Sir John said the integration with BP Amoco was running well ahead of schedule.

"The transition process will be managed with the greatest care because we'll do nothing to jeopardise the commitments we've already made," he said of this latest deal.

BP Amoco said it would dispose of around $3 billion of assets following the takeover, most in the upstream sector.

The combination's 70 per cent domination of production in Alaska offers extensive cost cutting opportunities and Sir John predicted the enlarged company would save 80 cents a barrel in producing oil there. At the same time, Arco's US west coast refining and retail activities fill a gap in BP Amoco's portfolio. North Sea assets can also be consolidated and Arco brings with it a feast of Far East gas and oil exposure.

Sir John expects to extract $1 billion of annual cost savings by 2001 on top of the $500 million already targeted by Arco itself, adding to the $2.5 billion cost cuts the Amoco deal is set to deliver.

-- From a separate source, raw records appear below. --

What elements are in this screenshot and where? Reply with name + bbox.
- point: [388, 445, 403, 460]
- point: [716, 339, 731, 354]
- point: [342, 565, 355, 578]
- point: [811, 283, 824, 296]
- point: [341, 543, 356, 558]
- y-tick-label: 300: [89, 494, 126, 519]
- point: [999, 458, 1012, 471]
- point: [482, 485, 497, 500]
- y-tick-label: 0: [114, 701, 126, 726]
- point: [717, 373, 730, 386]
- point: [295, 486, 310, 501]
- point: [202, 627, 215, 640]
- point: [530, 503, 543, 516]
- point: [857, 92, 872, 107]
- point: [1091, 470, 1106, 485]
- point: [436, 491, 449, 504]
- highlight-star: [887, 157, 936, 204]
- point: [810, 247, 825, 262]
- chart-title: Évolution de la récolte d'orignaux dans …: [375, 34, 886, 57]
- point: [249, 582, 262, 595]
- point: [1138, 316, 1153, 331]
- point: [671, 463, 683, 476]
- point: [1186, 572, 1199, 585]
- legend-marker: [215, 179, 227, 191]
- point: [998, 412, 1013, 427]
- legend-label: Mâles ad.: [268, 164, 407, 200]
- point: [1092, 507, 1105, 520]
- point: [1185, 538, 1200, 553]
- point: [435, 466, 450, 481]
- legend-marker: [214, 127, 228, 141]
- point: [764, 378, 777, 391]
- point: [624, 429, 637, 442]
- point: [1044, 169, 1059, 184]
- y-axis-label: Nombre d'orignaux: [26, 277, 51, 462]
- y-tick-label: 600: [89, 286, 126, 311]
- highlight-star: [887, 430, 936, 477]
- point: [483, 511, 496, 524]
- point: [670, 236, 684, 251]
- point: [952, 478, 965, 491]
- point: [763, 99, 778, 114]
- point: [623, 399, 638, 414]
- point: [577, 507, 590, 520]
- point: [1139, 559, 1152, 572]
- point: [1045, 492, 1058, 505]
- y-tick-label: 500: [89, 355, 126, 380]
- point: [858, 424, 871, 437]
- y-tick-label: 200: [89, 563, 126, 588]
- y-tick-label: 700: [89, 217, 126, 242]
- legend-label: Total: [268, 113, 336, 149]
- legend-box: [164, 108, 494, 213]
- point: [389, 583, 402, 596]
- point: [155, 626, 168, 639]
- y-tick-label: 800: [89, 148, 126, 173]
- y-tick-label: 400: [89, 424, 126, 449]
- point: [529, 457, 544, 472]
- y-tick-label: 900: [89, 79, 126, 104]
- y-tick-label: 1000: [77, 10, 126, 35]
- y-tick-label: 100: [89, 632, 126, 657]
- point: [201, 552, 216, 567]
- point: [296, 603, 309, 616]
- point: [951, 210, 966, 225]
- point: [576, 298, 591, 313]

Around 2,000 jobs will go on top of the 10,000 that the BPAmoco merger cost. Some 9,000 jobs are to go in the Exxon-Mobil merger that followed the BP Amoco deal last year. Most of the industry cuts will be in the US, and BP Amoco-Arco and Exxon-Mobil will together still employ about 220,000 people worldwide.

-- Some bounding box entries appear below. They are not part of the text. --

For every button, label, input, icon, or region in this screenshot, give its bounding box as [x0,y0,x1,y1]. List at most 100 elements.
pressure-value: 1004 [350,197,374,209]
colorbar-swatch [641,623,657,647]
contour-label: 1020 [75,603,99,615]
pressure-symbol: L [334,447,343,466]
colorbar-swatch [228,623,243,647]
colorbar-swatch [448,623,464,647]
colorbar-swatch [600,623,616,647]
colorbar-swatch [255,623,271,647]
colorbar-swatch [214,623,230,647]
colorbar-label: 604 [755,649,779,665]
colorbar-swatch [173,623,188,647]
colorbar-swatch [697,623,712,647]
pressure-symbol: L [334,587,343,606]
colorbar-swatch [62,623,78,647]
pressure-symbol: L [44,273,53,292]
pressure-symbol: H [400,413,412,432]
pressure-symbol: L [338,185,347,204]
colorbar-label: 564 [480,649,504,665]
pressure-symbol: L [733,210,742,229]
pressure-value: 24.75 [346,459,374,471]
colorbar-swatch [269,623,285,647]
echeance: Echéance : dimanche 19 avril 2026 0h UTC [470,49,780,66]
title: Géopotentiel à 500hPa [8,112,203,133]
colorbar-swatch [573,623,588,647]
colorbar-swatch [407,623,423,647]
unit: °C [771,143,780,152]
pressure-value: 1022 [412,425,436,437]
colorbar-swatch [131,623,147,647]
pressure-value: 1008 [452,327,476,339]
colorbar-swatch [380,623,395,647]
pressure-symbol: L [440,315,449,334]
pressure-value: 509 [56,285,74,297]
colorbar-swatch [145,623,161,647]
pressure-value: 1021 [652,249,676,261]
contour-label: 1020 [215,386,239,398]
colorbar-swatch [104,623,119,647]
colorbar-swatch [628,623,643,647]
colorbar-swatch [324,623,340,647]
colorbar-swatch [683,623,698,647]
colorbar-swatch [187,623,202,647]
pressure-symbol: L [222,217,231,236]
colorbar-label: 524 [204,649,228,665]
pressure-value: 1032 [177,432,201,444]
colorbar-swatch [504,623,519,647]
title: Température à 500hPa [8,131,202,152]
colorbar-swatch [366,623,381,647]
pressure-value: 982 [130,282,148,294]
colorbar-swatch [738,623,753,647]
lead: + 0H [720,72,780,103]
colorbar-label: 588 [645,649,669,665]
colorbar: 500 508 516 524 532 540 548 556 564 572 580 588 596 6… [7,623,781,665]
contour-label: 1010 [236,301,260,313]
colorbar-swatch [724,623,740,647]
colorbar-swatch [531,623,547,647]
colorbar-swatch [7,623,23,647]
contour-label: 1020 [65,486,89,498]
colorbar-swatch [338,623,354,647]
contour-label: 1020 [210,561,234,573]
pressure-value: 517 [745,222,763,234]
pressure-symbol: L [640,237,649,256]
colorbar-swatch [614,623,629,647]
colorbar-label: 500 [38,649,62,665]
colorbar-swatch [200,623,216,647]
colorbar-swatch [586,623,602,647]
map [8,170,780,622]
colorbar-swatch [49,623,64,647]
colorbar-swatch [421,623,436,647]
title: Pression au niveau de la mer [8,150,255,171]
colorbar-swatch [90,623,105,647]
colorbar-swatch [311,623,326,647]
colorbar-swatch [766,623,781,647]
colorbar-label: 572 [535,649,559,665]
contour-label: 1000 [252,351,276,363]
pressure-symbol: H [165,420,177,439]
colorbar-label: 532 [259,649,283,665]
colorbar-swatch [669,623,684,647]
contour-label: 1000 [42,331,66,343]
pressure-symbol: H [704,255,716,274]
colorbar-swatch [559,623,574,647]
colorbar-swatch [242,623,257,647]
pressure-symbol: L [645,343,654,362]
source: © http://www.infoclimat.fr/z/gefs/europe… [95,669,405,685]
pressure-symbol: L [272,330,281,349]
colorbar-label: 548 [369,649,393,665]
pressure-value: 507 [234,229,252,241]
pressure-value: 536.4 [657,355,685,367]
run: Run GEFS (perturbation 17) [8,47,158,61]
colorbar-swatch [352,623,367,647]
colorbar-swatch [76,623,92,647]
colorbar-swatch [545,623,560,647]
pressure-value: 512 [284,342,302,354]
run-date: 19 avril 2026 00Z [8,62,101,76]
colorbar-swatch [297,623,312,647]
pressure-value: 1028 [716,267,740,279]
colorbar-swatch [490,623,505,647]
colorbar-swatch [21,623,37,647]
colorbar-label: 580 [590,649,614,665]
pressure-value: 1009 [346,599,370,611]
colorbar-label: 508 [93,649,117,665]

Analysts hailed the deal as a coup for Britain's biggest company and expressed confidence in Sir John's ability to extract the cost savings. That confidence has already raised the value of BP Amoco to more than $160 billion compared with a combined market value of $110 billion last August ahead of BP's Amoco buy.

The Amoco takeover announced last August, in the worst oil price environment for 22 years, sparked a string of industry deals as the sector sought cost savings. The Arco move is seen as the first of a second wave of bargain-hunting consolidations as the oil market recovers.

In the US, Texaco, the world number eight by value, is said to be stalking exploration and production group Burlington Resources. European companies ENI and Elf are linked to some of the British exploration and productions groups.

Meanwhile, analysts said the deal increased the pressure on Shell, now world number three by most industry measures, and seen as a poor performer in terms of return on capital.